Over the past month or so, we’ve slowly broadened our use of Google Security Operations (SecOps) rule engine to build composite rules. Today’s blog applies the concepts we’ve covered to date but now we are going to leverage risk calculations from the underlying rules and their detections to generate an alert focused on a user or asset’s activities.

Risk Score

Let’s start with the risk score. Long time readers of this blog series may recall that we have discussed risk scores in the past. It’s called in the outcome section of a YARA-L rule and can be used with conditional statements to generate a value. We then extended the use of a risk score to Risk Analytics within Google SecOps.

What you may not know about risk scores is that because rules could be created without a risk score, rules wouldn’t always have a risk value in them, which makes it a bit difficult to quantify risk. So, in an effort to leverage risk scoring in detections and alerts, we’ve added a default risk score. This default score will be overridden with risk values that the detection engineer writing the rule provides. But if no risk value exists in the rule, we assign detections a value of 15 and alerts a value of 40.

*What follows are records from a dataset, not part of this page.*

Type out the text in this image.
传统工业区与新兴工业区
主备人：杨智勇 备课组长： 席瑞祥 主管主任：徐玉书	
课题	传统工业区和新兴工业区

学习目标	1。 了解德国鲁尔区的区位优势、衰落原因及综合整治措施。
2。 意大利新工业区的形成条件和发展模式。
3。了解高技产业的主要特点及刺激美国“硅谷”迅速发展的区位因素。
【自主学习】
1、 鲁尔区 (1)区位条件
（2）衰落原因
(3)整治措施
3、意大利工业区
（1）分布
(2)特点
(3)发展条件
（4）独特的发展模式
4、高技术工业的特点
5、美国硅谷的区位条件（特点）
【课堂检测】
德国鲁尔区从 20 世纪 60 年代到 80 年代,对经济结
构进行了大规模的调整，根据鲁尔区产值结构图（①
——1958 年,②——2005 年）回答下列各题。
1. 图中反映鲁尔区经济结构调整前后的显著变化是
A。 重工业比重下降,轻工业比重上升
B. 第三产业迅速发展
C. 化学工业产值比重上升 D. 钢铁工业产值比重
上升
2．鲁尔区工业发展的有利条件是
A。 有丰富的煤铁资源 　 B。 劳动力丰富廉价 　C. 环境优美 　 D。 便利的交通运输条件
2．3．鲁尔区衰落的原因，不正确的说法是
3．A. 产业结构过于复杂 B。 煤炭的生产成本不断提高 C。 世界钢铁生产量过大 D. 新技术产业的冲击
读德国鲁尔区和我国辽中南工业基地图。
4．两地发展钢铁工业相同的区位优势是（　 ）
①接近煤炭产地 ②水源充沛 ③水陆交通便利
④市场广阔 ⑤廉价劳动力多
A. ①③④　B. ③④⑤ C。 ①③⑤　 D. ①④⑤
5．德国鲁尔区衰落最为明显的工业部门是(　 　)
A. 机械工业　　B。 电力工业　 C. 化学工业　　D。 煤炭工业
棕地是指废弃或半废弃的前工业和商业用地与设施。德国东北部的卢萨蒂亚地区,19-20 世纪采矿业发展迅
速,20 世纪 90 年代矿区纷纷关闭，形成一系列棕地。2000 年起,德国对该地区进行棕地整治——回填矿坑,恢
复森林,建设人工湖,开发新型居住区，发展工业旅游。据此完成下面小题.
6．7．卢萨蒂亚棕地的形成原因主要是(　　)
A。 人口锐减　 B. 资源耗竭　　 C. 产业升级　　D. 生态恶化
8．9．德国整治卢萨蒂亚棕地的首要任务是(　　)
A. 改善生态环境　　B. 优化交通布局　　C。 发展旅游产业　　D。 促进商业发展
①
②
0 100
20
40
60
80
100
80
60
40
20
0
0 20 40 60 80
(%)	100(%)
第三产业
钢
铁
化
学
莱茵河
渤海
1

This means that the risk score can reside in two different places in the detection dataset; as an integer field in the collections endpoint with the field name of detection.detection.risk_score and as a key/value pair in detection.detection.outcomes["risk_score"]. It will always reside in the former, and if the detection engineer overrides the default value by placing it in the outcome section of the rule, it will appear in the latter.

This means that we have some decisions to make when writing our composite rules, but we will come back to that in a bit. Let’s start by taking a look at a query, executed in dashboards and see what information we have in the detections dataset as it pertains to risk scores.

$rule_name = detection.detection.rule_name
detection.detection.rule_name = /(^composite|^producer)_/
$detection_time = timestamp.get_timestamp(detection.created_time.seconds)
match:
  $detection_time, $rule_name, detection.detection.rule_id
outcome:
  $key_value_risk_score = array_distinct(detection.detection.outcomes["risk_score"]) //As a key/value pair string
  $risk_score = max(detection.detection.risk_score) //As a field represented as an integer
limit: 10

To narrow my detections down a bit, I’m going to filter on the rule name. The rules that I am returning start with either the string of composite_ or producer_. I’ve added a date and the rule ID as well, but the two columns on the far right are the ones I’d like to call your attention to. These are the two methods that return a risk score in the detection data set. Notice how some of them have the same value for both variables and others have a value in just the $risk_score variable, that is the one represented by the integer. This one will always have a value, that is the default of 15 for detections, 40 for alerts or the value from the outcome variable that the detection engineer specifies.

Let’s validate this by right clicking on the first entry in the list, producer_recon_environment_enumeration_active_directory_cisa_report, and viewing the detections. Here we can add the same two columns to this view, but let’s actually look at the underlying rule by clicking Rule Options - Edit Rule.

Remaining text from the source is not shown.